A data visualization should only be beautiful when beauty can promote understanding in some way without undermining it in another. Is beauty sometimes useful? Certainly. Is beauty always useful? Certainly not.
- —Stephen Few, from “Should Data Visualization Be Beautiful?”
The first step to finding the middle ground between radical minimalism and a more playful approach to information graphics and visualization is to remember that a good graphic realizes two basic goals: It presents information, and it allows users to explore that information. In other words, an information graphic is a tool for the designer to communicate with readers, and a tool for readers to analyze what’s being presented to them. It doesn’t matter if you see yourself as an engineer or as an artist: If you create infographics and visualizations, the balance you achieve between these two dimensions will define whether or not your work is good.

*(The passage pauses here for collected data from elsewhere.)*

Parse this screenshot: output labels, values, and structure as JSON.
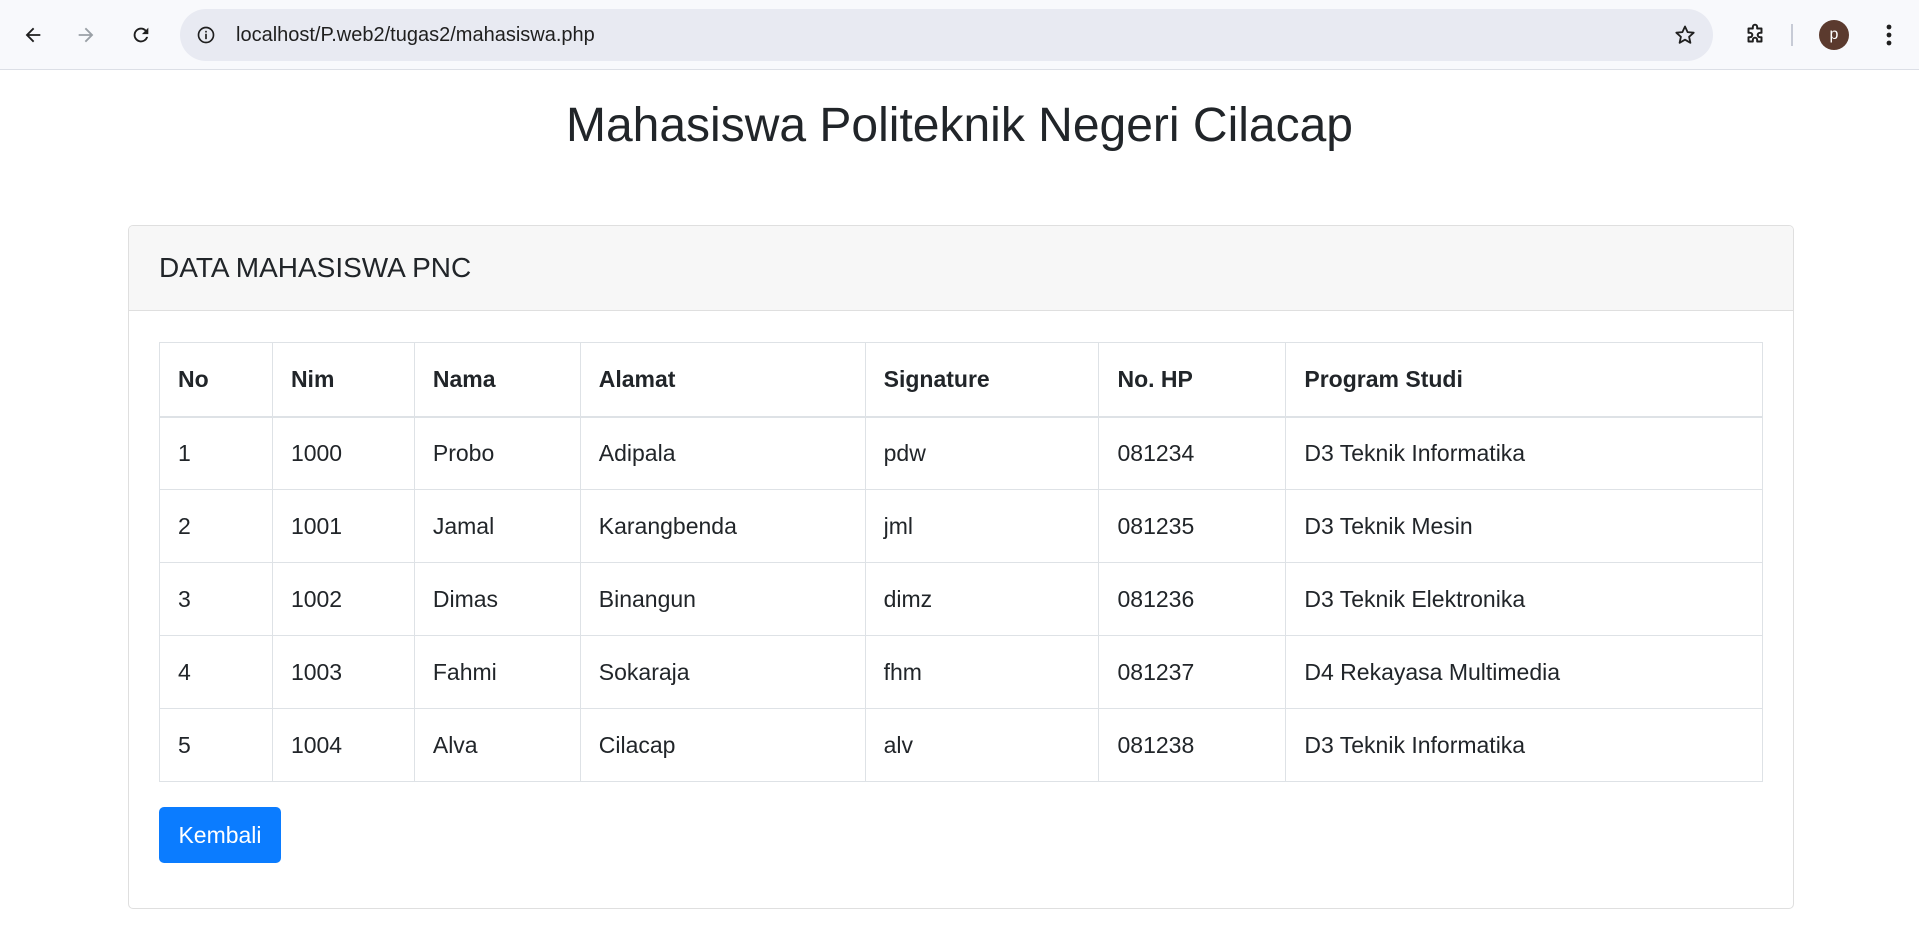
{
  "browser": {
    "url": "localhost/P.web2/tugas2/mahasiswa.php",
    "profile_initial": "p",
    "icons": {
      "back": "back-arrow-icon",
      "forward": "forward-arrow-icon",
      "reload": "reload-icon",
      "site_info": "site-info-icon",
      "bookmark": "star-icon",
      "extensions": "puzzle-icon",
      "menu": "kebab-menu-icon"
    }
  },
  "page": {
    "title": "Mahasiswa Politeknik Negeri Cilacap"
  },
  "card": {
    "header": "DATA MAHASISWA PNC",
    "table": {
      "columns": [
        "No",
        "Nim",
        "Nama",
        "Alamat",
        "Signature",
        "No. HP",
        "Program Studi"
      ],
      "rows": [
        [
          "1",
          "1000",
          "Probo",
          "Adipala",
          "pdw",
          "081234",
          "D3 Teknik Informatika"
        ],
        [
          "2",
          "1001",
          "Jamal",
          "Karangbenda",
          "jml",
          "081235",
          "D3 Teknik Mesin"
        ],
        [
          "3",
          "1002",
          "Dimas",
          "Binangun",
          "dimz",
          "081236",
          "D3 Teknik Elektronika"
        ],
        [
          "4",
          "1003",
          "Fahmi",
          "Sokaraja",
          "fhm",
          "081237",
          "D4 Rekayasa Multimedia"
        ],
        [
          "5",
          "1004",
          "Alva",
          "Cilacap",
          "alv",
          "081238",
          "D3 Teknik Informatika"
        ]
      ]
    },
    "back_button_label": "Kembali"
  },
  "colors": {
    "primary_button": "#0b7cff",
    "avatar": "#5b3a2e",
    "text": "#212529"
  }
}
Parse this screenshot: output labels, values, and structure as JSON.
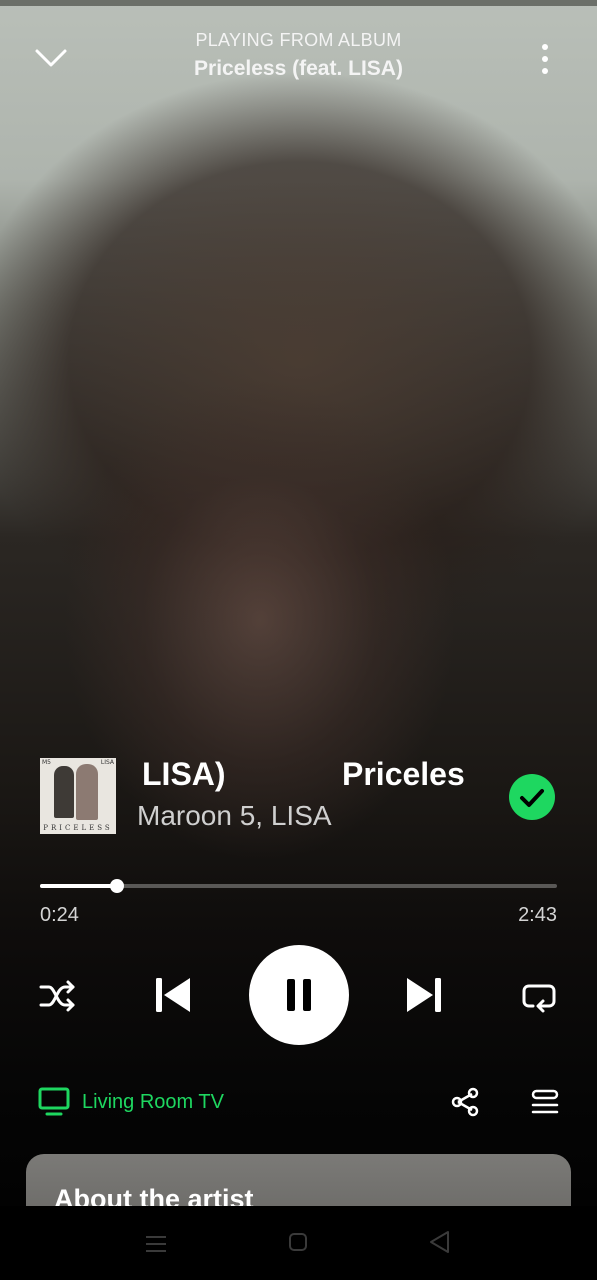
{
  "header": {
    "context_label": "PLAYING FROM ALBUM",
    "album_name": "Priceless (feat. LISA)",
    "collapse_icon": "chevron-down-icon",
    "more_icon": "more-vertical-icon"
  },
  "track": {
    "title_fragment_tail": "LISA)",
    "title_fragment_head": "Priceles",
    "artists": "Maroon 5, LISA",
    "album_art": {
      "caption": "PRICELESS",
      "corner_left": "M5",
      "corner_right": "LISA"
    },
    "liked": true,
    "like_icon": "check-circle-icon"
  },
  "playback": {
    "elapsed": "0:24",
    "total": "2:43",
    "progress": 0.149,
    "is_playing": true
  },
  "controls": {
    "shuffle_icon": "shuffle-icon",
    "previous_icon": "skip-previous-icon",
    "pause_icon": "pause-icon",
    "next_icon": "skip-next-icon",
    "repeat_icon": "repeat-icon"
  },
  "device": {
    "name": "Living Room TV",
    "icon": "tv-icon",
    "color": "#1ed760"
  },
  "actions": {
    "share_icon": "share-icon",
    "queue_icon": "queue-icon"
  },
  "about": {
    "title": "About the artist"
  },
  "colors": {
    "accent": "#1ed760",
    "text_primary": "#ffffff",
    "text_secondary": "#cfcfcf"
  }
}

It’s Not the Style, It’s the Content
Figure 4.1 contains a graphic I made about the economic performance of the Games&Toys Company (which doesn’t exist, of course). If we apply the visualization wheel (see Chapter 3) to it, we can see that it’s pretty dense, albeit one-dimensional. It gives just one piece of information—how Games&Toys’s after-tax revenue changed between 2006 and 2011—but lets you do little else, other than enjoy the bright colors and irrelevant eye candy surrounding the data line. The graphic presents information, but barely allows exploration.

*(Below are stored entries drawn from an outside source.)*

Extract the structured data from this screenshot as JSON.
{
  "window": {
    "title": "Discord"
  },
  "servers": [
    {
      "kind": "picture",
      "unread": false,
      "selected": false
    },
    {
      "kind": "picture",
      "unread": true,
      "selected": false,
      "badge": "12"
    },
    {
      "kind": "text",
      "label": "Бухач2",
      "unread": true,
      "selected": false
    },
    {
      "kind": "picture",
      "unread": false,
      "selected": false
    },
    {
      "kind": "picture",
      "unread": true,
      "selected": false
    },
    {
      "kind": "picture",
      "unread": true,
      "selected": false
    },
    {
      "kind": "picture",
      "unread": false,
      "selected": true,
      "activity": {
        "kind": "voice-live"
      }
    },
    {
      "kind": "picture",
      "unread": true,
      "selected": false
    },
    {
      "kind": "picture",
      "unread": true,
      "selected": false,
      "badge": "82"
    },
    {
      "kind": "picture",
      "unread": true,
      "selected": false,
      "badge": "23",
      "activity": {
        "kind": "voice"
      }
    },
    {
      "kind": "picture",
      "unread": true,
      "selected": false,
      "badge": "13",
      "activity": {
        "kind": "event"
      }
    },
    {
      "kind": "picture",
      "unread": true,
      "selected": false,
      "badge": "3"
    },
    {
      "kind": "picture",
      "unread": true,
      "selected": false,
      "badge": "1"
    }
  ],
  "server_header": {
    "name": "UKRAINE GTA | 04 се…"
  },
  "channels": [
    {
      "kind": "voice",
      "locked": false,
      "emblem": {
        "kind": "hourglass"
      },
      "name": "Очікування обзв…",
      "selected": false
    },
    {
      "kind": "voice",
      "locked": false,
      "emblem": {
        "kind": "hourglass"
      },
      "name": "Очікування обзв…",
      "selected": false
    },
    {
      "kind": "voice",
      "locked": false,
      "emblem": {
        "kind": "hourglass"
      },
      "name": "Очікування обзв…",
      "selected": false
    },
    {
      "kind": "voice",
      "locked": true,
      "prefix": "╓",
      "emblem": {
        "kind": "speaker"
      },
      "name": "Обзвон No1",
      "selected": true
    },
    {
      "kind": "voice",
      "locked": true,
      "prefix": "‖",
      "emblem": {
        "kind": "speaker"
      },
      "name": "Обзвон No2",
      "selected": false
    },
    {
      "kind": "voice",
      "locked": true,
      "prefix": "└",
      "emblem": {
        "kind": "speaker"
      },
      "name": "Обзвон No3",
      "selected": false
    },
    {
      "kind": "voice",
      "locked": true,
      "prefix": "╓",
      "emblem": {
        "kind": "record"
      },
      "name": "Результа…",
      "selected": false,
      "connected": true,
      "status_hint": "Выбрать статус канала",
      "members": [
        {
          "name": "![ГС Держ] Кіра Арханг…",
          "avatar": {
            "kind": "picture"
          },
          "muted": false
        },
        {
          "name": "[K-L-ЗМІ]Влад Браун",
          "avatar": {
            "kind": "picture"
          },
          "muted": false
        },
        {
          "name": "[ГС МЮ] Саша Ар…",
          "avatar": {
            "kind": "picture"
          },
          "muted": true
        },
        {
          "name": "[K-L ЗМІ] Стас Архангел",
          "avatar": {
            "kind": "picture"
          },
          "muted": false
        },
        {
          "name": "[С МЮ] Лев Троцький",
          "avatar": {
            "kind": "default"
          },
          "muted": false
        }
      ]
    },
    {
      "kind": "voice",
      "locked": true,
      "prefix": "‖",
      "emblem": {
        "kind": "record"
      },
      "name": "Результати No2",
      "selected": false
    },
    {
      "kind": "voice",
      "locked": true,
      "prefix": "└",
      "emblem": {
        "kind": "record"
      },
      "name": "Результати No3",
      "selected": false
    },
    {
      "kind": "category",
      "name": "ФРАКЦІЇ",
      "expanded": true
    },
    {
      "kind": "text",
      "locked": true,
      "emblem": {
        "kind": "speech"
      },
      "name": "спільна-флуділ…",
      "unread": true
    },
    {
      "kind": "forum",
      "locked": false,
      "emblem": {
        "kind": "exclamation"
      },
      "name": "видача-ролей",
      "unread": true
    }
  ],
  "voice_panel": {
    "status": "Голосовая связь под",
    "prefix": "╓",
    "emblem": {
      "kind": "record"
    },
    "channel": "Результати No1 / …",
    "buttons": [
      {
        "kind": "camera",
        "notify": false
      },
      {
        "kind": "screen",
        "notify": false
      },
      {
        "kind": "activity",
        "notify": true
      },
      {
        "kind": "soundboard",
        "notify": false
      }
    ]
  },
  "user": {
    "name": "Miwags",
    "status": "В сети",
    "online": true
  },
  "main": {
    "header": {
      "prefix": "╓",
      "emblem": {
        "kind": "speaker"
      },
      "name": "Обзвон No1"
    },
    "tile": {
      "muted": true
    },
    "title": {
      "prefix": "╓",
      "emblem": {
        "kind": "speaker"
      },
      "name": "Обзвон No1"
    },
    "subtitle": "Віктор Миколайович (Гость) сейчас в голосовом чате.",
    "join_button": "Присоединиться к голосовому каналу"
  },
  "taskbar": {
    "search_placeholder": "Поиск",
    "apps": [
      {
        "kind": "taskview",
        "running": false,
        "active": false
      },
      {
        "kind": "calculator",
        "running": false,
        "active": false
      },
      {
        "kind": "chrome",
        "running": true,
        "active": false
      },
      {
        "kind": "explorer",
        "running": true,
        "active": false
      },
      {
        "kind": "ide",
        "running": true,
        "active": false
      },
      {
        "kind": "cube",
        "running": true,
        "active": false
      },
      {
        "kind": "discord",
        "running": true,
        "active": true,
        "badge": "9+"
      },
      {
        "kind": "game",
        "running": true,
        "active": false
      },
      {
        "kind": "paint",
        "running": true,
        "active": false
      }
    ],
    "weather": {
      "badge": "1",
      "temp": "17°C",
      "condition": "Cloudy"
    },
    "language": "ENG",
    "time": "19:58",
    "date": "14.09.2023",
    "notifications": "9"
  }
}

Figure 4.1. Adding tons of special effects to a graphic will not make it any better if it lacks good information.
Now see Figure 4.2 which shows three scatter-plots I designed based on data taken from The Spirit Level, by Richard Wilkinson and Kate Pickett. The book’s main thesis is that income inequality is related to negative socioeconomic indicators such as pregnancies among teenage women, rates of homicide, mental disorders, and so on. These two plots tend to the other side of the visualization wheel spectrum: They are spartan in appearance, very abstract, and encode a lot of data. In this case, while the charts also present facts, their main goal is to allow readers to visualize relationships and perhaps compare their own country with others.

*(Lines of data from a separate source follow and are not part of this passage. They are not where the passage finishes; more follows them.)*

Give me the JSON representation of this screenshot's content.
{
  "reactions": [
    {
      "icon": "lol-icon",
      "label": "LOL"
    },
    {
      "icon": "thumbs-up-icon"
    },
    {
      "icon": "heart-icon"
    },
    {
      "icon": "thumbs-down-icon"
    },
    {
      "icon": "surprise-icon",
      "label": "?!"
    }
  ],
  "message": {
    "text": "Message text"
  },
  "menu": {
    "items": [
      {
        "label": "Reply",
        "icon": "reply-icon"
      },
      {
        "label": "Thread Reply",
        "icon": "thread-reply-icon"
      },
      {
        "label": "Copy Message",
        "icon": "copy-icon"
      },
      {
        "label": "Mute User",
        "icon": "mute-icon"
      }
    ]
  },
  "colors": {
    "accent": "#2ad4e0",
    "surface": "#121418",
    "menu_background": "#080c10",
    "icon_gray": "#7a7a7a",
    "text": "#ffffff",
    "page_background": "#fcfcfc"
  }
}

Figure 4.2. Inequality is correlated with negative socioeconomic indicators.
The differences between Figures 4.1 and 4.2 are deep. The designer who made Figure 4.1—that would be me—assumed that readers don’t care about information if it’s not surrounded by bells and whistles. On the other hand, when I designed Figure 4.2, I assumed that the people reading my work were interested in inequality beforehand.
Do I believe Figure 4.2 is better than 4.1? I do, not because of the decorative nature of the eye candy, but because the special effects take away space that could have been used to highlight other angles of the story; for example, to explain the erratic changes in Games&Toys’s performance. How was the company doing in comparison to its competitors and with the market in general? What caused the surge in revenue: computers and video games, perhaps? Could I have visualized the covariation between Games&Toys’s after-tax revenue and the penetration of digital games at home?
Figure 4.1 is not a so-so graphic because of its style. The reason it’s not good enough is because it wastes too much real estate (and the designer’s time) on things that don’t help readers understand the figures.